Sending the Link to My Classmates:
With the phishing link ready, I crafted an email that mimicked a legitimate message, similar to how real phishing attacks appear. I sent the link to my classmates as part of the experiment. My goal was to simulate a real-world phishing scenario, but since this was a controlled test, only my classmates—within the scope of the project—received the link.
Monitoring the Results:
As my classmates clicked the link and entered their credentials, Zphisher captured the data and displayed it in my terminal. I was able to see the login details entered, but this information was only used for the purposes of the project.
I reviewed how my classmates responded—whether they clicked the link and entered their credentials. This allowed me to observe how effective the phishing attempt was and how my peers reacted to the simulation.
Simulating an Incident Response:
After completing the phishing simulation, I demonstrated how the organization (in this case, our class) could respond to such an attack. I discussed potential responses like notifying the IT security team and mitigating the damage. This was important for showing how quickly an organization can detect and respond to a phishing attempt.
Documenting the Simulation:
After the simulation was completed, I documented everything. I created a detailed report that outlined:
How the phishing simulation was set up and carried out.
The tools I used, such as Zphisher and Ngrok.
The response of my classmates (how many clicked the link, how many submitted credentials).
Recommendations for improving cybersecurity awareness and defenses against phishing attacks.
Cleanup:
Once the test was over, I made sure to clean everything up. I closed the Zphisher session, stopped the Ngrok tunnel, and deleted the Zphisher files from my machine: rm -rf zphisher
This ensured that no vulnerabilities or open connections remained after the simulation.
Provide Recommendations:
After this phishing simulation, I presented recommendations to all my classmates for preventing similar real-world phishing attacks. This included:
User training: Conduct regular cybersecurity awareness sessions.
Email filtering: Implement strong spam filtering solutions.
Multi-factor authentication (MFA): Recommend the use of MFA to protect against stolen credentials.
Final Thoughts on the Phishing Simulation Project:
Through this phishing simulation, I gained valuable insights into both the effectiveness of phishing attacks and the awareness levels among my classmates. Despite many of them being cybersecurity students, some still fell victim to the simulation by clicking the phishing links. In many cases, this was because they were not fully aware of the subtle social engineering tactics I employed.
One key factor that contributed to the success of the attack on certain classmates was the research I conducted beforehand. By gathering information about their social media habits, interests, and platforms they frequently used, I was able to craft highly convincing phishing messages tailored to each individual. This personalization made it easier for them to trust the phishing link, despite their cybersecurity background.
On the other hand, there were classmates who did not fall for the attack.

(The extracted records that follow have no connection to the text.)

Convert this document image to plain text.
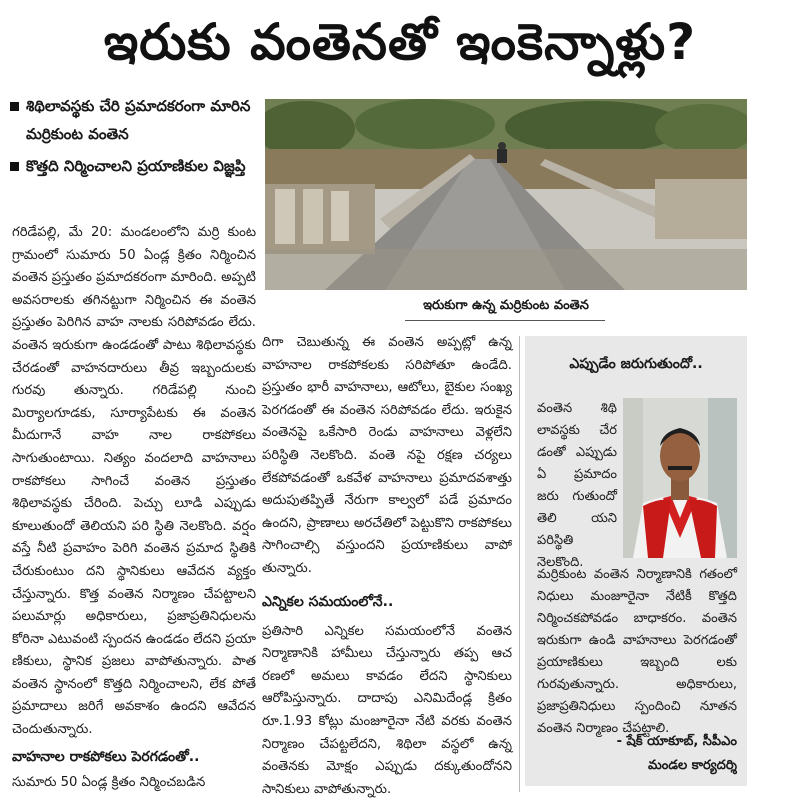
ఇరుకు వంతెనతో ఇంకెన్నాళ్లు?
శిథిలావస్థకు చేరి ప్రమాదకరంగా మారిన మర్రికుంట వంతెన
కొత్తది నిర్మించాలని ప్రయాణికుల విజ్ఞప్తి
ఇరుకుగా ఉన్న మర్రికుంట వంతెన
గరిడేపల్లి, మే 20: మండలంలోని మర్రి కుంట గ్రామంలో సుమారు 50 ఏండ్ల క్రితం నిర్మించిన వంతెన ప్రస్తుతం ప్రమాదకరంగా మారింది. అప్పటి అవసరాలకు తగినట్టుగా నిర్మించిన ఈ వంతెన ప్రస్తుతం పెరిగిన వాహ నాలకు సరిపోవడం లేదు. వంతెన ఇరుకుగా ఉండడంతో పాటు శిథిలావస్థకు చేరడంతో వాహనదారులు తీవ్ర ఇబ్బందులకు గురవు తున్నారు. గరిడేపల్లి నుంచి మిర్యాలగూడకు, సూర్యాపేటకు ఈ వంతెన మీదుగానే వాహ నాల రాకపోకలు సాగుతుంటాయి. నిత్యం వందలాది వాహనాలు రాకపోకలు సాగించే వంతెన ప్రస్తుతం శిథిలావస్థకు చేరింది. పెచ్చు లూడి ఎప్పుడు కూలుతుందో తెలియని పరి స్థితి నెలకొంది. వర్షం వస్తే నీటి ప్రవాహం పెరిగి వంతెన ప్రమాద స్థితికి చేరుకుంటుం దని స్థానికులు ఆవేదన వ్యక్తం చేస్తున్నారు. కొత్త వంతెన నిర్మాణం చేపట్టాలని పలుమార్లు అధికారులు, ప్రజాప్రతినిధులను కోరినా ఎటువంటి స్పందన ఉండడం లేదని ప్రయా ణికులు, స్థానిక ప్రజలు వాపోతున్నారు. పాత వంతెన స్థానంలో కొత్తది నిర్మించాలని, లేక పోతే ప్రమాదాలు జరిగే అవకాశం ఉందని ఆవేదన చెందుతున్నారు.
వాహనాల రాకపోకలు పెరగడంతో..
సుమారు 50 ఏండ్ల క్రితం నిర్మించబడిన
దిగా చెబుతున్న ఈ వంతెన అప్పట్లో ఉన్న వాహనాల రాకపోకలకు సరిపోతూ ఉండేది. ప్రస్తుతం భారీ వాహనాలు, ఆటోలు, బైకుల సంఖ్య పెరగడంతో ఈ వంతెన సరిపోవడం లేదు. ఇరుకైన వంతెనపై ఒకేసారి రెండు వాహనాలు వెళ్లలేని పరిస్థితి నెలకొంది. వంతె నపై రక్షణ చర్యలు లేకపోవడంతో ఒకవేళ వాహనాలు ప్రమాదవశాత్తు అదుపుతప్పితే నేరుగా కాల్వలో పడే ప్రమాదం ఉందని, ప్రాణాలు అరచేతిలో పెట్టుకొని రాకపోకలు సాగించాల్సి వస్తుందని ప్రయాణికులు వాపో తున్నారు.
ఎన్నికల సమయంలోనే..
ప్రతిసారి ఎన్నికల సమయంలోనే వంతెన నిర్మాణానికి హామీలు చేస్తున్నారు తప్ప ఆచ రణలో అమలు కావడం లేదని స్థానికులు ఆరోపిస్తున్నారు. దాదాపు ఎనిమిదేండ్ల క్రితం రూ.1.93 కోట్లు మంజూరైనా నేటి వరకు వంతెన నిర్మాణం చేపట్టలేదని, శిథిలా వస్థలో ఉన్న వంతెనకు మోక్షం ఎప్పుడు దక్కుతుందోనని సానికులు వాపోతున్నారు.
ఎప్పుడేం జరుగుతుందో..
వంతెన శిథి లావస్థకు చేర డంతో ఎప్పుడు ఏ ప్రమాదం జరు గుతుందో తెలి యని పరిస్థితి నెలకొంది.
మర్రికుంట వంతెన నిర్మాణానికి గతంలో నిధులు మంజూరైనా నేటికీ కొత్తది నిర్మించకపోవడం బాధాకరం. వంతెన ఇరుకుగా ఉండి వాహనాలు పెరగడంతో ప్రయాణికులు ఇబ్బంది లకు గురవుతున్నారు. అధికారులు, ప్రజాప్రతినిధులు స్పందించి నూతన వంతెన నిర్మాణం చేపట్టాలి.
- షేక్ యాకూబ్, సీపీఎం
మండల కార్యదర్శి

Their higher levels of cybersecurity awareness and cautious approach to clicking links, especially those related to sensitive accounts, played a critical role in their defense. This highlights the importance of proper training and constant vigilance, even for those who are well-versed in cybersecurity.
This project reinforced the reality that phishing remains one of the most effective attack vectors, and that even professionals in the field can be caught off guard if they are not paying close attention. It also emphasized the need for continuous awareness training and better user education, as the human element remains the weakest link in cybersecurity.